Second, considering the lack of local resources in the local rural area to meet these needs, Abbot Pradeepavansa sought support for his intended project by visiting cities like Colombo and begging for dana from house to house. Many Buddhist consider dana to the sangha, specifically the monastic community, as the utmost good karmic deed to be practiced, and that by giving dana, one can acquire merit and cultivate happiness in this life and in the next birth. Thus for many middle and upper middle class Buddhists, supporting social development efforts of a monk like Pradeepavansa satisfies an impulse to help the poor, while also allowing them an opportunity to gain merit by sustaining a broader national Buddhist religious community.
So far, Abbot Pradeepavansa has found support to build wells for the community, provide school supplies and books to the poor youth, establish reverse osmosis water purification plants and enhance the religious programs offers at the temple. Significantly, he has also been able to build on networks of dana patronage, notably by a number of Sri Lanka women, to promote a story of success and bring government representatives’ attention to the community. His efforts in demanding state welfare service for the community have been well received. In the past couple of years, the government has given the village electricity supplies, a computer and Internet center and new roads. Some in the village have also received small grants and micro-loan assistance to establish their own businesses.
Meanwhile, Abbot Pradeepavansa has also ordained more than a dozen novice monks, ages 10-34, who are being given a religious education, as well as training in conducting similar clergy-led social development efforts. These efforts align with the larger mission of sustaining and developing the religious Buddhist establishment (sasana).

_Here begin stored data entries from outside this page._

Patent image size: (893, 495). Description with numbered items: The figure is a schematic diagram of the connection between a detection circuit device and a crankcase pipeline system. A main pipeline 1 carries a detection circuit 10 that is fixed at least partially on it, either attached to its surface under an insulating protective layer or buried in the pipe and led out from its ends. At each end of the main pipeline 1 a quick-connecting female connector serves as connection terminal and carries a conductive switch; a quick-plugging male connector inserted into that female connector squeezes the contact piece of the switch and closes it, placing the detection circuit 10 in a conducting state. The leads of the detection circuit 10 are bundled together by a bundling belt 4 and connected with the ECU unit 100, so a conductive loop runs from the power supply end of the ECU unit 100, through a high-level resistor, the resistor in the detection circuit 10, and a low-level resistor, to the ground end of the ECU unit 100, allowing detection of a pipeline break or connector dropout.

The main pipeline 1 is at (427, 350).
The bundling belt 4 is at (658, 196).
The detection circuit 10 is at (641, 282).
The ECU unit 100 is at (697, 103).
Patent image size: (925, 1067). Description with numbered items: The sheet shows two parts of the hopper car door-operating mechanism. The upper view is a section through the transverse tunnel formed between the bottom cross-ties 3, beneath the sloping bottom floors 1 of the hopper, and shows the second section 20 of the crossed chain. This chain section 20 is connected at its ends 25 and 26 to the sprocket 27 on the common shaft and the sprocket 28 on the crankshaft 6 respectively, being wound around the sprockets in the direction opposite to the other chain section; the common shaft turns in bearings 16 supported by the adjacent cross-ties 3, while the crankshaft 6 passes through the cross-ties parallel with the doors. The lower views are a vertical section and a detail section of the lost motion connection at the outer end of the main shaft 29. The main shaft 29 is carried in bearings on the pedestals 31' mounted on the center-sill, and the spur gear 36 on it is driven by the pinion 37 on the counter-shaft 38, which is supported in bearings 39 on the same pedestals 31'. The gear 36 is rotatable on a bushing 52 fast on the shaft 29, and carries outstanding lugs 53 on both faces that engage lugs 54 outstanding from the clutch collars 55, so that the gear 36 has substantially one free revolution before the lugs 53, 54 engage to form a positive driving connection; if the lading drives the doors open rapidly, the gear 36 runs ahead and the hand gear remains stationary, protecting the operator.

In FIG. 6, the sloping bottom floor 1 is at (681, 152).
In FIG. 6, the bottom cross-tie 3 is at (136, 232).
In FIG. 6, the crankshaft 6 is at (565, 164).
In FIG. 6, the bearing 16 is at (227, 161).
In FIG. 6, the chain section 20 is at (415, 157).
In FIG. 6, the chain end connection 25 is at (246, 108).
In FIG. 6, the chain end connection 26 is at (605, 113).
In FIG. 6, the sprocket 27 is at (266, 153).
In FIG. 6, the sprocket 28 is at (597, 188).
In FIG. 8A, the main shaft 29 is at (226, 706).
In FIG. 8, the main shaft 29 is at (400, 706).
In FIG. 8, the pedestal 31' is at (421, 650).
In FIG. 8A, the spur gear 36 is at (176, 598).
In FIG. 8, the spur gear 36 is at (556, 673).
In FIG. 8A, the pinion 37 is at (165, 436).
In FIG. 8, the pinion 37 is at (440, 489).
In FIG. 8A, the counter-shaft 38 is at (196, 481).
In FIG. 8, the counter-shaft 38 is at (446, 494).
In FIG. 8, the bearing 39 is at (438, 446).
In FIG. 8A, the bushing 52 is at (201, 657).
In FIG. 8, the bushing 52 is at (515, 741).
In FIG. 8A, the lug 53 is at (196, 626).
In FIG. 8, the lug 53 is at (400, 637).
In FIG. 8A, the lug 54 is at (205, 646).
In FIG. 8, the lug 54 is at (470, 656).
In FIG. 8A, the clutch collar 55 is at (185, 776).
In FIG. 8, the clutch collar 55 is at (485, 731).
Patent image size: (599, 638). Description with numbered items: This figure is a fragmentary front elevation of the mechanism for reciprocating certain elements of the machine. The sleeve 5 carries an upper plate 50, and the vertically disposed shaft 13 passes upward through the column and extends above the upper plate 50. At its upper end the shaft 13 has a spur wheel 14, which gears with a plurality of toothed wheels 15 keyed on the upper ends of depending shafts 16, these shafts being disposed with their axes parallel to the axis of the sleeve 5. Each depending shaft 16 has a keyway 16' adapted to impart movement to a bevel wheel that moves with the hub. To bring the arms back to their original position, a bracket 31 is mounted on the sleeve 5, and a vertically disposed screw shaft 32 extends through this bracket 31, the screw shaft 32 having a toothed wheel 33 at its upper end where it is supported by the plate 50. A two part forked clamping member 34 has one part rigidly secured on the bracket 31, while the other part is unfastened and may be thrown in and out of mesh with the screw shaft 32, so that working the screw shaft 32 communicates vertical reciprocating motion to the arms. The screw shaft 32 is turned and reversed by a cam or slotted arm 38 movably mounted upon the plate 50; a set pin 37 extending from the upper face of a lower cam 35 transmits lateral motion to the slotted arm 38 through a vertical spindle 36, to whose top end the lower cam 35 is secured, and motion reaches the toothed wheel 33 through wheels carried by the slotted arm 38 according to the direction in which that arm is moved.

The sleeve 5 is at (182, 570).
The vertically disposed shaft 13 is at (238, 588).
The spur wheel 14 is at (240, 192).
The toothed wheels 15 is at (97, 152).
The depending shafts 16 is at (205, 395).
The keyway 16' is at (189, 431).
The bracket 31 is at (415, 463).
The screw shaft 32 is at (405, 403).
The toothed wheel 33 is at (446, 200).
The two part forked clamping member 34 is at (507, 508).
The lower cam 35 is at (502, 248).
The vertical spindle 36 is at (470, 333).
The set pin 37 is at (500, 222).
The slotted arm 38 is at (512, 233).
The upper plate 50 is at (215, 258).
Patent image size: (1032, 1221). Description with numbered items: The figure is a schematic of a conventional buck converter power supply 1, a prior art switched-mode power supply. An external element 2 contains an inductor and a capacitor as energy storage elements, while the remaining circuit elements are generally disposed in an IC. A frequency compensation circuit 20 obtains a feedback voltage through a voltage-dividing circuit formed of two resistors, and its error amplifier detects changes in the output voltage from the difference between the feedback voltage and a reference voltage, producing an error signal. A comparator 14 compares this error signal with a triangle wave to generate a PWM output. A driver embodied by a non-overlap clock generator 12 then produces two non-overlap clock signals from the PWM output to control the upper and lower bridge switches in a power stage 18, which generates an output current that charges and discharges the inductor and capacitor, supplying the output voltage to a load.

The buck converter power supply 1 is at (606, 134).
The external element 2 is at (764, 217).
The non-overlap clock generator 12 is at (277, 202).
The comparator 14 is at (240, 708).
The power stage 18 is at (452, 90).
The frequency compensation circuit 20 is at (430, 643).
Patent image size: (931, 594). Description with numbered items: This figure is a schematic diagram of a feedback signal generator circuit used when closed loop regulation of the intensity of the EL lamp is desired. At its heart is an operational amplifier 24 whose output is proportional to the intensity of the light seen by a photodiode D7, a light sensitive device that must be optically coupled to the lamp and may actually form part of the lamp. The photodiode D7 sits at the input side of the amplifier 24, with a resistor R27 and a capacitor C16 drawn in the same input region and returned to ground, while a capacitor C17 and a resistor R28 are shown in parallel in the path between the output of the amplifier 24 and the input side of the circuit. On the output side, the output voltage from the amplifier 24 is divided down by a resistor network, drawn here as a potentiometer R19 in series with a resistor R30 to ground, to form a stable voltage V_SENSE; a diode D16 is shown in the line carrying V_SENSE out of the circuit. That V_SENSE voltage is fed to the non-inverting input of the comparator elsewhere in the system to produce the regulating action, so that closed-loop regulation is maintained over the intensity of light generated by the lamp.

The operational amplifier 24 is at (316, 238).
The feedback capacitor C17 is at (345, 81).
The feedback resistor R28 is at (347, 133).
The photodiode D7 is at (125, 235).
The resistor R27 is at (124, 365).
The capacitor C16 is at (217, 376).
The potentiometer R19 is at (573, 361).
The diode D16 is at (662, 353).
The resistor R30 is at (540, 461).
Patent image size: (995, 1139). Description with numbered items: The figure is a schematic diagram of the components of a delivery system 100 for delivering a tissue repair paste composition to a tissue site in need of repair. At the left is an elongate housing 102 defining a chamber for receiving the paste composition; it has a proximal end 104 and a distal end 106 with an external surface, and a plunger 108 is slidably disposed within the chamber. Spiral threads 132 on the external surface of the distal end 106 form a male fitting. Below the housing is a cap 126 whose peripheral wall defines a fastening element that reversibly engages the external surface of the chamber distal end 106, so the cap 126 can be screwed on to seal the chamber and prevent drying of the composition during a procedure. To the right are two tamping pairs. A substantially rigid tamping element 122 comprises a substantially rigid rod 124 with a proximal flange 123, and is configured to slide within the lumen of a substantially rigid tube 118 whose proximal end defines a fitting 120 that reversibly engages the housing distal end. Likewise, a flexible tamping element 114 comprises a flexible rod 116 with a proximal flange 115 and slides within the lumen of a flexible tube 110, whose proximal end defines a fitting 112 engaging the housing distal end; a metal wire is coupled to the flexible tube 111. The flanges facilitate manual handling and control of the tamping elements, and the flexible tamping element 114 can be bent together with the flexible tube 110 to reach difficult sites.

Certainly, the monk’s efforts might not address the gamut of social and economic malaise the community suffers from, some of which are deep and pervasive. Moreover, my brief observations of the temple and the community may also not reflect broader problems that exist in the village. Nonetheless, what this example illustrates is the significant difference religious ideas about dana and their associated cosmological reflections can make in the sustenance and continuation of the religious establishment.
Today, Abbot Pradeepavansa and a growing congregation of village residents regularly conducts religious ceremonies to attribute merit to those who have given generously to his work, as well as to the village devotees. Western mindfulness practitioners today may shy away from the cosmological ideas of merit and dana entwined in the traditional understandings of Buddhism, but it is hard to deny their role in sustaining religious practice and a community of faith in the long term. Indeed, like Abbot Pradeepavansa, they may even find within the seemingly “traditional” practices of Buddhism innovative and creative approaches to advance social justice and engage in their own communities.
Nalika Gajaweera was a senior research analyst with the USC Center for Religion and Civic Culture through 2023.